Temu is moving to a "half-custody" logistics model, shifting shipping to merchants as U.S. tariffs disrupt its low-cost strategy, Bloomberg reports.
Temu is changing how it ships goods to the U.S. The company will no longer manage pricing, shipping, and marketing for merchants. Instead, sellers must send bulk shipments to U.S. warehouses. This "half-custody" model aims to reduce tariff impact but could increase prices. Bloomberg reports that priority will be given to merchants who adopt this system.
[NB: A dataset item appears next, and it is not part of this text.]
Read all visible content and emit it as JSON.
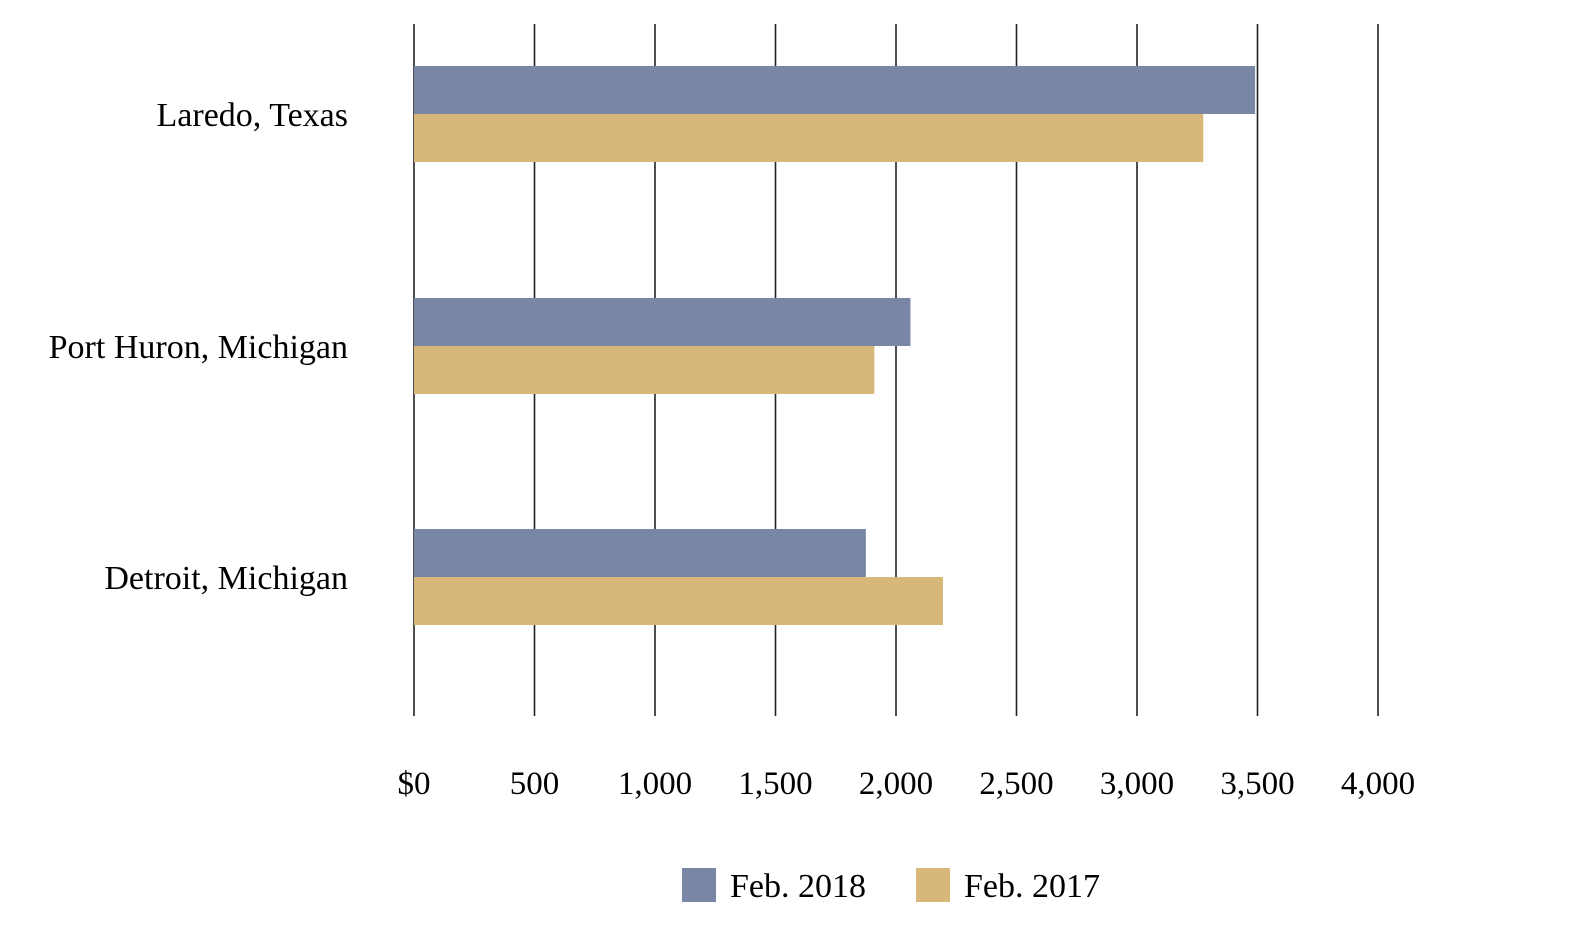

Trump’s latest tariffs forced Temu’s hand. The 10% tariff on all Chinese imports, effective Feb. 4, 2025, disrupted Temu’s business model. The removal of the "de minimis" exemption, which let sub-$800 packages enter duty-free, hit eCommerce hard. Though the White House reversed that decision, Temu is adjusting to avoid future risks.
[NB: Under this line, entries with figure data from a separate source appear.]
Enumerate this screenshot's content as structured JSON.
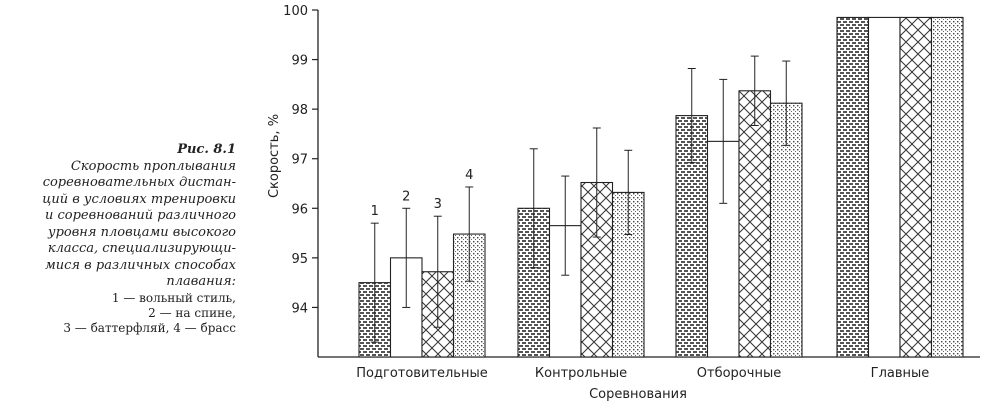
{
  "caption": {
    "figure_label": "Рис. 8.1",
    "text_lines": [
      "Скорость проплывания",
      "соревновательных дистан-",
      "ций в условиях тренировки",
      "и соревнований различного",
      "уровня пловцами высокого",
      "класса, специализирующи-",
      "мися в различных способах",
      "плавания:"
    ],
    "legend_lines": [
      "1 — вольный стиль,",
      "2 — на спине,",
      "3 — баттерфляй, 4 — брасс"
    ]
  },
  "chart_data": {
    "type": "bar",
    "xlabel": "Соревнования",
    "ylabel": "Скорость, %",
    "ylim": [
      93,
      100
    ],
    "yticks": [
      94,
      95,
      96,
      97,
      98,
      99,
      100
    ],
    "categories": [
      "Подготовительные",
      "Контрольные",
      "Отборочные",
      "Главные"
    ],
    "bar_numbers": [
      "1",
      "2",
      "3",
      "4"
    ],
    "grid": false,
    "series": [
      {
        "pattern": "brick",
        "values": [
          94.5,
          96.0,
          97.87,
          99.85
        ],
        "err": [
          1.2,
          1.2,
          0.95,
          null
        ]
      },
      {
        "pattern": "white",
        "values": [
          95.0,
          95.65,
          97.35,
          99.85
        ],
        "err": [
          1.0,
          1.0,
          1.25,
          null
        ]
      },
      {
        "pattern": "crosshatch",
        "values": [
          94.72,
          96.52,
          98.37,
          99.85
        ],
        "err": [
          1.12,
          1.1,
          0.7,
          null
        ]
      },
      {
        "pattern": "dots",
        "values": [
          95.48,
          96.32,
          98.12,
          99.85
        ],
        "err": [
          0.95,
          0.85,
          0.85,
          null
        ]
      }
    ]
  }
}
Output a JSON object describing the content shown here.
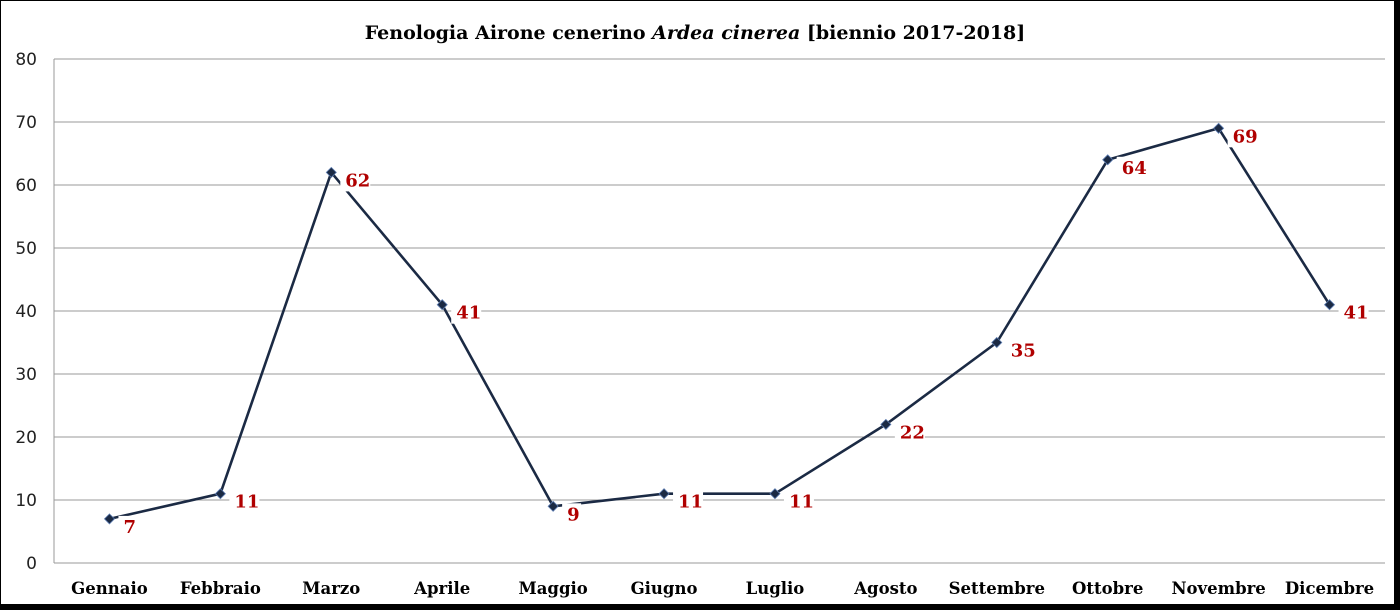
{
  "chart_data": {
    "type": "line",
    "title_parts": [
      {
        "text": "Fenologia Airone cenerino ",
        "italic": false
      },
      {
        "text": "Ardea cinerea",
        "italic": true
      },
      {
        "text": " [biennio 2017-2018]",
        "italic": false
      }
    ],
    "categories": [
      "Gennaio",
      "Febbraio",
      "Marzo",
      "Aprile",
      "Maggio",
      "Giugno",
      "Luglio",
      "Agosto",
      "Settembre",
      "Ottobre",
      "Novembre",
      "Dicembre"
    ],
    "series": [
      {
        "values": [
          7,
          11,
          62,
          41,
          9,
          11,
          11,
          22,
          35,
          64,
          69,
          41
        ],
        "color": "#1b2a44",
        "marker": "diamond",
        "label_color": "#b00000"
      }
    ],
    "ylim": [
      0,
      80
    ],
    "yticks": [
      0,
      10,
      20,
      30,
      40,
      50,
      60,
      70,
      80
    ],
    "grid": true,
    "xlabel": "",
    "ylabel": ""
  }
}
Merchants now shoulder higher shipping costs, losing Temu’s bulk shipping advantage. The shift could mean higher prices for U.S. consumers. Shein, Temu’s main rival, is also adjusting, reportedly lowering its IPO value due to tariff concerns. Analysts warn that these logistics changes could erode Temu’s ultra-low pricing edge.
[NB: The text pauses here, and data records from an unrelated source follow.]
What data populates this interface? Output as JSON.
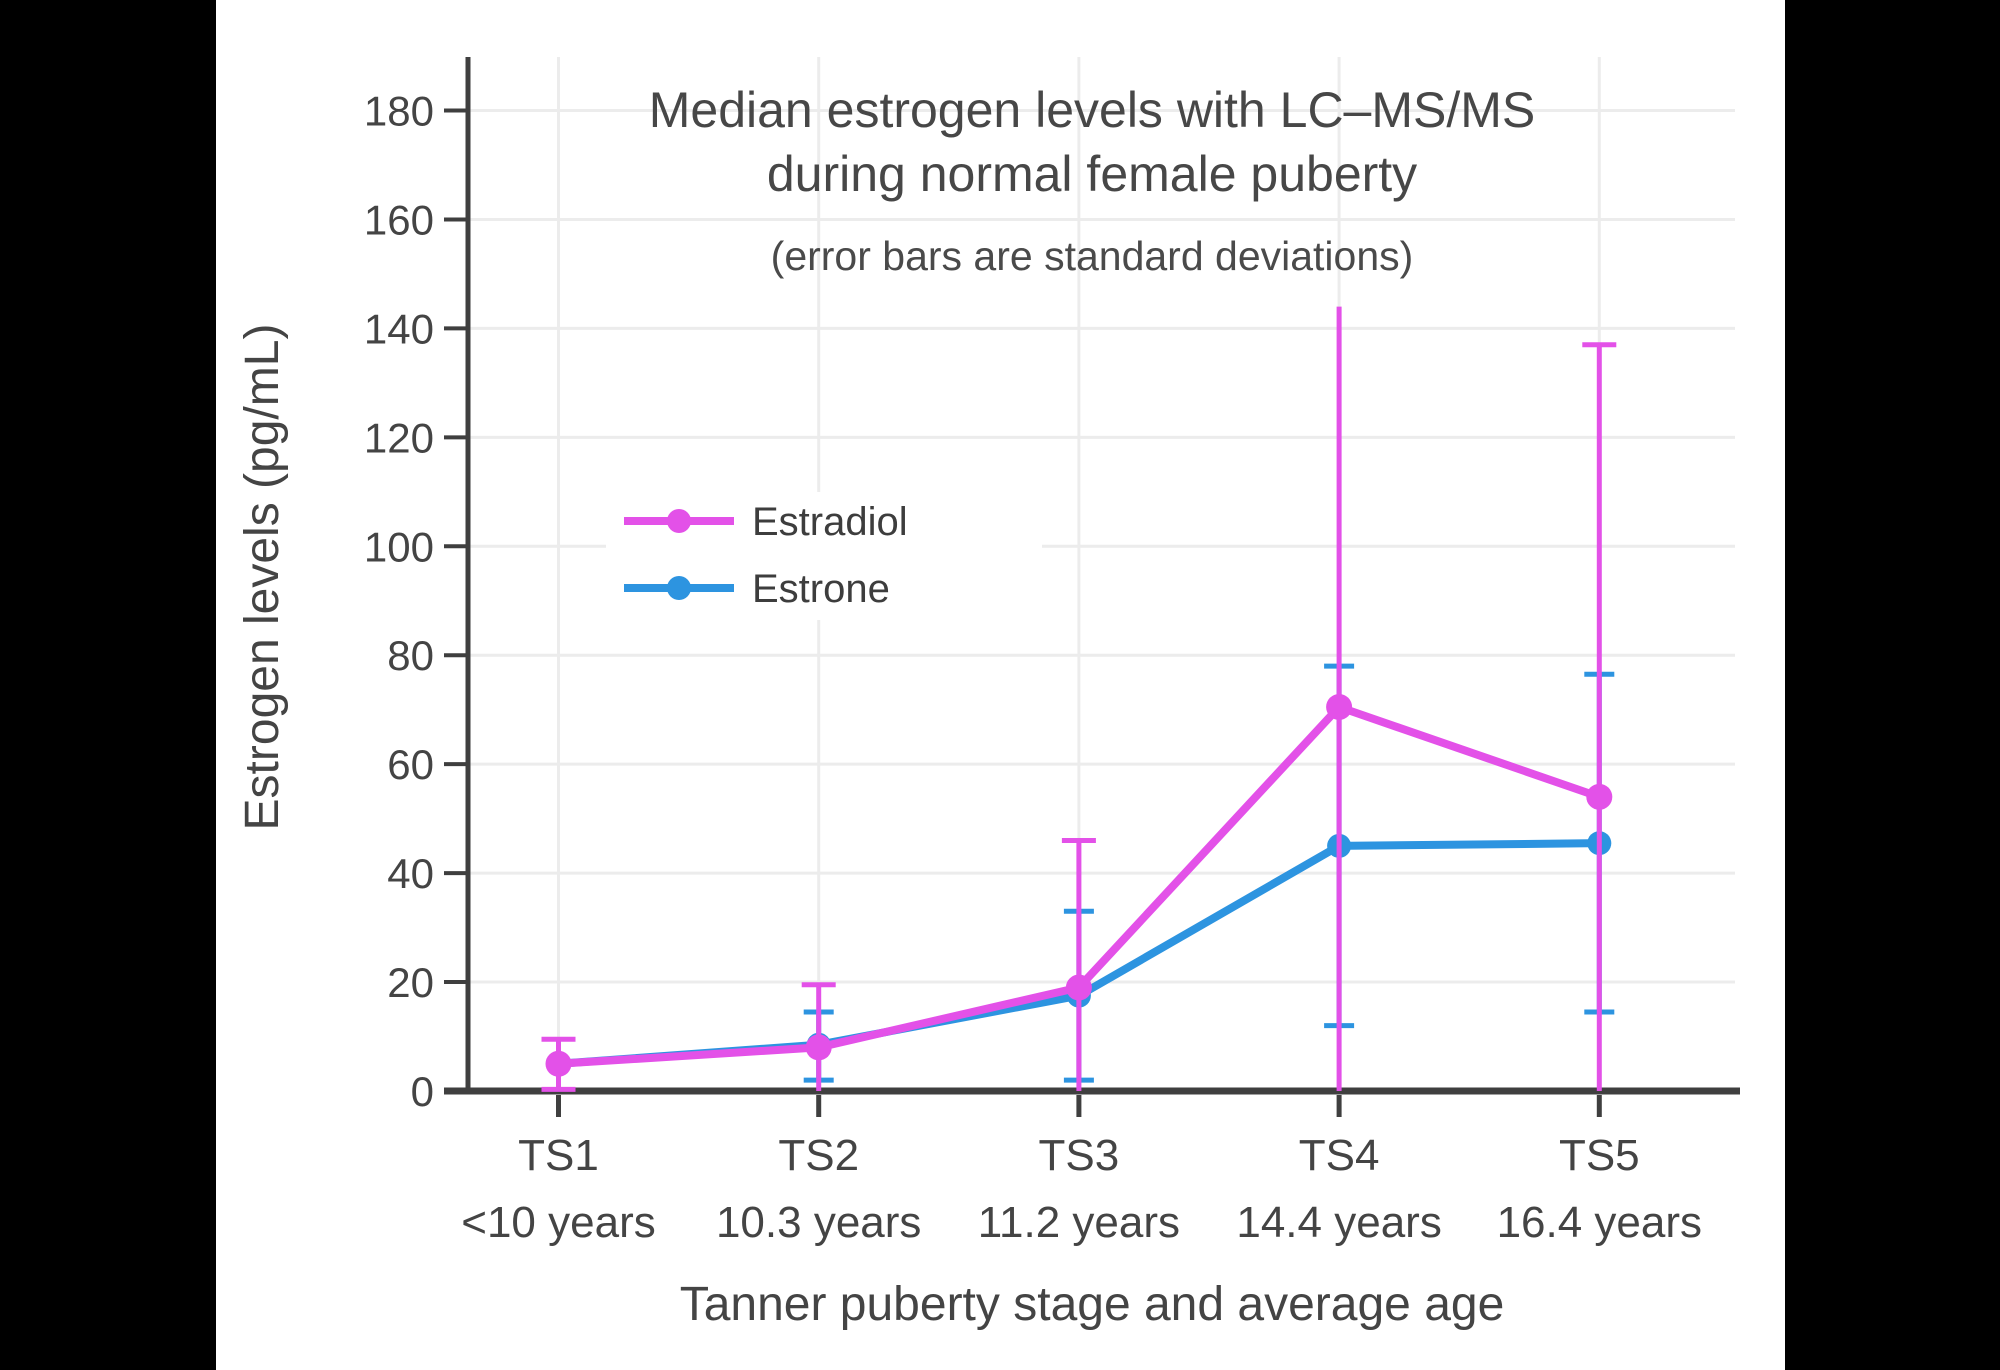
{
  "chart_data": {
    "type": "line",
    "title": "Median estrogen levels with LC–MS/MS",
    "title_line2": "during normal female puberty",
    "subtitle": "(error bars are standard deviations)",
    "xlabel": "Tanner puberty stage and average age",
    "ylabel": "Estrogen levels (pg/mL)",
    "ylim": [
      0,
      190
    ],
    "yticks": [
      0,
      20,
      40,
      60,
      80,
      100,
      120,
      140,
      160,
      180
    ],
    "categories": [
      "TS1",
      "TS2",
      "TS3",
      "TS4",
      "TS5"
    ],
    "category_sublabels": [
      "<10 years",
      "10.3 years",
      "11.2 years",
      "14.4 years",
      "16.4 years"
    ],
    "grid": true,
    "legend_position": "inside-upper-left",
    "error_bar_note": "standard deviations",
    "series": [
      {
        "name": "Estradiol",
        "color": "#E351E8",
        "values": [
          5,
          8,
          19,
          70.5,
          54
        ],
        "error_hi": [
          9.5,
          19.5,
          46,
          144,
          137
        ],
        "error_lo": [
          0.3,
          0,
          0,
          0,
          0
        ],
        "cap_hi": [
          true,
          true,
          true,
          false,
          true
        ],
        "cap_lo": [
          true,
          false,
          false,
          false,
          false
        ]
      },
      {
        "name": "Estrone",
        "color": "#2D94E0",
        "values": [
          5,
          8.5,
          17.5,
          45,
          45.5
        ],
        "error_hi": [
          null,
          14.5,
          33,
          78,
          76.5
        ],
        "error_lo": [
          null,
          2,
          2,
          12,
          14.5
        ],
        "cap_hi": [
          false,
          true,
          true,
          true,
          true
        ],
        "cap_lo": [
          false,
          true,
          true,
          true,
          true
        ]
      }
    ],
    "colors": {
      "axis": "#3F3F3F",
      "gridline": "#ECECEC",
      "text": "#444444",
      "plot_background": "#FFFFFF",
      "page_side_bars": "#000000"
    }
  }
}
New tariffs are already hitting consumer sentiment. The University of Michigan’s consumer index fell 5% in February, the second straight month of decline. Joanne Hsu, its director, says buying conditions for durables dropped 12%, partly due to tariff fears. Inflation worries are rising again, adding more uncertainty to online retail.
Will Temu’s new model keep its prices low?